Kinder in Hagen verteilen Ostereier und traurige Smileys, um auf zu hohe Geschwindigkeiten aufmerksam zu machen.

Ostereiaktion Polizei Hagen
Foto: Presseportal.de

Hagen (ost)

Einmal im Jahr sorgen Hagener Jungen und Mädchen für eine ganz besondere Form der Aufmerksamkeit im Straßenverkehr: Bei der traditionellen „Ostereiaktion“ verteilen sie bunte Ostereier – oder auch traurige Smileys. Gemeinsam mit der Polizei und der Verkehrswacht machen die Kinder Autofahrerinnen und Autofahrer auf die Gefahren von zu hoher Geschwindigkeit aufmerksam. In diesem Jahr beobachteten die Kinder am 25. März 2026 mit Beamten des Verkehrsdienstes, der Verkehrssicherheitsberatung und mit Helga Müller von der Verkehrswacht Hagen den Verkehr in der Cunostraße.
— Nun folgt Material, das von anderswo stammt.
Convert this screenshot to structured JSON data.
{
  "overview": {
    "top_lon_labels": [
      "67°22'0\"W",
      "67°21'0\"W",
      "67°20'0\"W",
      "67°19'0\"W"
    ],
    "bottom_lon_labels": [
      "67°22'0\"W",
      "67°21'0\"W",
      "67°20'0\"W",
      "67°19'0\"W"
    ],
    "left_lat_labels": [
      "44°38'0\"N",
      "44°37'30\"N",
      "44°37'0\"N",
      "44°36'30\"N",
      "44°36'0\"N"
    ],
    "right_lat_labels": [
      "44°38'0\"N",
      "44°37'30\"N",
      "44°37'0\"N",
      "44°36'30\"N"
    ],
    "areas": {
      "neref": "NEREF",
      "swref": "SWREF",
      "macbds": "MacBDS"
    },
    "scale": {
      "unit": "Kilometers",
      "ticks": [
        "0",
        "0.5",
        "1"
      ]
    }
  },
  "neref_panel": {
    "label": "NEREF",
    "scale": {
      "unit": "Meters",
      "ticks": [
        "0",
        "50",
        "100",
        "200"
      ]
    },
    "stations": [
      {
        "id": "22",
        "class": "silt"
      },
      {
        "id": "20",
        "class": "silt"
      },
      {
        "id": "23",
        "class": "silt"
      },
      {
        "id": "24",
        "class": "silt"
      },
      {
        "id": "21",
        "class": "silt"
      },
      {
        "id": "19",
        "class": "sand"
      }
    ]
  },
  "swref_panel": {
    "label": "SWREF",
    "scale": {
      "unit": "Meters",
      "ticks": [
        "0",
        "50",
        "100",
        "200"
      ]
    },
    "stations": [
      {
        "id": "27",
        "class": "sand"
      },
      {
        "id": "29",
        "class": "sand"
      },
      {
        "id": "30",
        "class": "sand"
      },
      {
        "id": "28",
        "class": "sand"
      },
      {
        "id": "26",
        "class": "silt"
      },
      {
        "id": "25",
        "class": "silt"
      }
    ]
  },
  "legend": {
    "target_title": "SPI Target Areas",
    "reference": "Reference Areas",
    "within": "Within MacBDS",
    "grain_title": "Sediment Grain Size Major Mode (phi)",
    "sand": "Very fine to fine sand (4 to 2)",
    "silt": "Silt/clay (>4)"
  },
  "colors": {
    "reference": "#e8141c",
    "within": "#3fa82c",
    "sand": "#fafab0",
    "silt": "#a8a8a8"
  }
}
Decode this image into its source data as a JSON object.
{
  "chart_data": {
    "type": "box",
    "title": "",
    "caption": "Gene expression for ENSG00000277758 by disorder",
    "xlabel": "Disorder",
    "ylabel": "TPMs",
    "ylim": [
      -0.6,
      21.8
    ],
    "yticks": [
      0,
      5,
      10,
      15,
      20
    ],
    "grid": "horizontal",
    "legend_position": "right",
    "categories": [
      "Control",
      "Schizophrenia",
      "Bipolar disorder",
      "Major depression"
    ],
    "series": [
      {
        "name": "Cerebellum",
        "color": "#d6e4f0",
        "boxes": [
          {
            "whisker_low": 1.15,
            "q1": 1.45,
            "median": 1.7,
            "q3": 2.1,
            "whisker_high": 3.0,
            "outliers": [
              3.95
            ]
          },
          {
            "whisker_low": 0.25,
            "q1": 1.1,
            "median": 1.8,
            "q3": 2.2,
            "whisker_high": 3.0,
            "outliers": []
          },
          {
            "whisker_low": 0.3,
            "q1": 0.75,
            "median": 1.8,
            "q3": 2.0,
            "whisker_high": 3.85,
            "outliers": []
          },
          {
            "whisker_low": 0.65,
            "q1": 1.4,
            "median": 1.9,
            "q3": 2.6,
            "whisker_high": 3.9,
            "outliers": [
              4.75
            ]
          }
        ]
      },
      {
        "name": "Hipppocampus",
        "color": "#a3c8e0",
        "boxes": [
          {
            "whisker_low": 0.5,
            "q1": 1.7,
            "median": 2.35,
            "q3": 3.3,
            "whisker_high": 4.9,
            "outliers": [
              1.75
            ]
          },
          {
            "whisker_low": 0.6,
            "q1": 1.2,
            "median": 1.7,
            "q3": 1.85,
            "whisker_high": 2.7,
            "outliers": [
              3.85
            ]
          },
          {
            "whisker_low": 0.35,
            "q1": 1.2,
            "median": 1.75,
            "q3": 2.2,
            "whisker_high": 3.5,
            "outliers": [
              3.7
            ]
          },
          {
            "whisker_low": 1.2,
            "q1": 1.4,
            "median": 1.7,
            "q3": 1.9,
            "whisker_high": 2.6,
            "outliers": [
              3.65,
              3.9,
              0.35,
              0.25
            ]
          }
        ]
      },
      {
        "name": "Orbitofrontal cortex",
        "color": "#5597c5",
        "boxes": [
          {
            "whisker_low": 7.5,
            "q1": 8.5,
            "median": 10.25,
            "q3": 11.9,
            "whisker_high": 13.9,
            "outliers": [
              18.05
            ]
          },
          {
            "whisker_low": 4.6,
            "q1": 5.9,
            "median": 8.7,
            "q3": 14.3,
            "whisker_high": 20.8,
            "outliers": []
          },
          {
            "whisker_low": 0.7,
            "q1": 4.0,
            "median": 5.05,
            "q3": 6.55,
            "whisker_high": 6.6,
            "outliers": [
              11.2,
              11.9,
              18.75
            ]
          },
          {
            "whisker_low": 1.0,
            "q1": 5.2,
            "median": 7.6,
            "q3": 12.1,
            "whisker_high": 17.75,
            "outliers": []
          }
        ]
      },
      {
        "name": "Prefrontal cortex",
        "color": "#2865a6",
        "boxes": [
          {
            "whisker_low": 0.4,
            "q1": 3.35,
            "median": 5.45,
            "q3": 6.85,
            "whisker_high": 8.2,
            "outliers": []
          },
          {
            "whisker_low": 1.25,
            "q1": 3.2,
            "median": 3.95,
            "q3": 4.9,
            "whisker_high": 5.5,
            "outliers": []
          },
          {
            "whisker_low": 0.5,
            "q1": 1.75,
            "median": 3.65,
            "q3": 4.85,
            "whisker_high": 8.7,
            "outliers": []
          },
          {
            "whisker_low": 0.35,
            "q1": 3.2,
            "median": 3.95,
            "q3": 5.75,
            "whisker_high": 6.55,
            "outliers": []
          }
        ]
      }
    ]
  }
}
Zusammen mit den Einsatzkräften der Polizei konnten sie überprüfen, ob Fahrzeugführer die vorgeschriebene Höchstgeschwindigkeit von 30 km/h einhielten.

Wer sich an das Tempolimit hielt, bekam ein buntes Osterei als kleine Belohnung überreicht. Für alle, die zu schnell unterwegs waren, gab es stattdessen einen selbstgebastelten traurigen Smiley – als freundlichen, aber deutlichen Hinweis, künftig den Fuß vom Gas zu nehmen.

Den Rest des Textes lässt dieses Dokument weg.